Unfortunately, we didn't get Romaine Brooke's portrait of Carl Van Vechten which was AMAZING in the book they left out. It cast Van Vechten as an old white dude sitting on a high backed chair that had black boy's faces peering out of it, a commentary on VV's hetero marriage but well-known tendency to get escorts from uptown.

The two other great paintings were Thomas Eakins' Salutat and which was, quite frankly, HILARIOUS (late 1800s and the guy paints a kid wearing practically nothing going off to box showing off his assets and hetero guys clapping for him), and Paul Cadmus' What I Believe which was kind of like one of those children's picture mystery novels. It had clues upon clues upon clues in the tiniest details. The clouds formed a question mark, and there was a zombie coming out from the ground, there was a self-portrait. It was amazing.

The thing I noticed is that after we came out of the closet, the art started getting more and more encoded even though it was getting gayer and gayer. It was like we abandoned one set of codes for another. The meanings of the art started getting enshrouded in satire, repetition, irony and pop culture. Yes, Jasper Johns, Andy Warhol and Mapplethorpe were there. And, I loved Johns' work, more and more. But, none of it compared to what had happened before in the encoding. Some of the more straightforward, post-AIDS, work was breathtaking. AA Bronson's Felix, an over-oversized painting of an AIDS patient after he died after wasting away is immediately tearjerking.
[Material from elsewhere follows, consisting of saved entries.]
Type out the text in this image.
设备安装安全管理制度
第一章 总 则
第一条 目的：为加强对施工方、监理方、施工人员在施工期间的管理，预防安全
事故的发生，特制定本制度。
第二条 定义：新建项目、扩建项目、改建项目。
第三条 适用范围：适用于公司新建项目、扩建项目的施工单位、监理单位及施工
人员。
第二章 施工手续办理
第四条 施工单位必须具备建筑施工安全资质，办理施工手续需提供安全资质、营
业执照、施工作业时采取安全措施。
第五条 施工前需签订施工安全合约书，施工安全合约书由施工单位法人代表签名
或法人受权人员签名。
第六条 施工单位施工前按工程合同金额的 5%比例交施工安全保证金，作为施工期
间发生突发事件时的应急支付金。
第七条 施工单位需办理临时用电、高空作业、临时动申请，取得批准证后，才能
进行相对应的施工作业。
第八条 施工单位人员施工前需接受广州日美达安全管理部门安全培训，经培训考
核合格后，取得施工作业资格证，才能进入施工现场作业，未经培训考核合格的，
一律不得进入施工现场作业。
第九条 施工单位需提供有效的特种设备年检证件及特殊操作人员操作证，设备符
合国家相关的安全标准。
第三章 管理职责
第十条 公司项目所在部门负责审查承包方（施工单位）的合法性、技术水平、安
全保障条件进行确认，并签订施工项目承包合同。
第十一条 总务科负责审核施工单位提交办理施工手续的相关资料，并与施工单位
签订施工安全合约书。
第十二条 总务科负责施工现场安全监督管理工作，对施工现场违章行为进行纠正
Anyways, if you're in the Seatac area, you need to see it...if you're not, the National Portrait Gallery has a decent website that offers a brief look at the portraits, and The Stranger has been showcasing some of the art not included on the NPG site, (some of which I mentioned here).

And, to top it off, Monday I watched two documentaries, "The Thin Blue Line" which was frustrating about how people can lie to save their own skin and not care about the other. And, Exit Through the Gift Shop.

Exit Through the Gift Shop is a lark that is both awesome and infuriating. Its about the white portion of street art (post co-option...since it never mentions the origins as it isn't in the scope of the film). It is also either about a crazy dude who made himself into an overnight success by co-opting EVERYBODY's work if it is true, or one of the greatest business cards for a commercial art factory if it isn't. The subject of the film is Mr. Brainwash, who would be best known to most of you for doing the cover of Madonna's Celebration Greatest Hits collection. No, really. This was after he did an art showing by hiring artists and printing art...which was 6 months after giving up filmmaking. But, his work is derivative crap...and the artists seem to know it, but he made it. Did I say derivative crap? It's well done derivative crap. One of the more frequently shown work series in the film is a series of Warhol-esque screens of new famous celebrities in Marilyn Monroe's hair. John Waters did this already, by doing a series of serious movie moments and putting Farrah Fawcett hair on the frame (my favorite being the Wicked Witch of the West). MBW commodified it. In Exit Through the Gift Shop, Banksy points out that Andy Warhol took iconic images and made them meaningless through repetition; Mr. Brainwash, he charges, has made such images even more meaningless. It's brilliant. GO WATCH.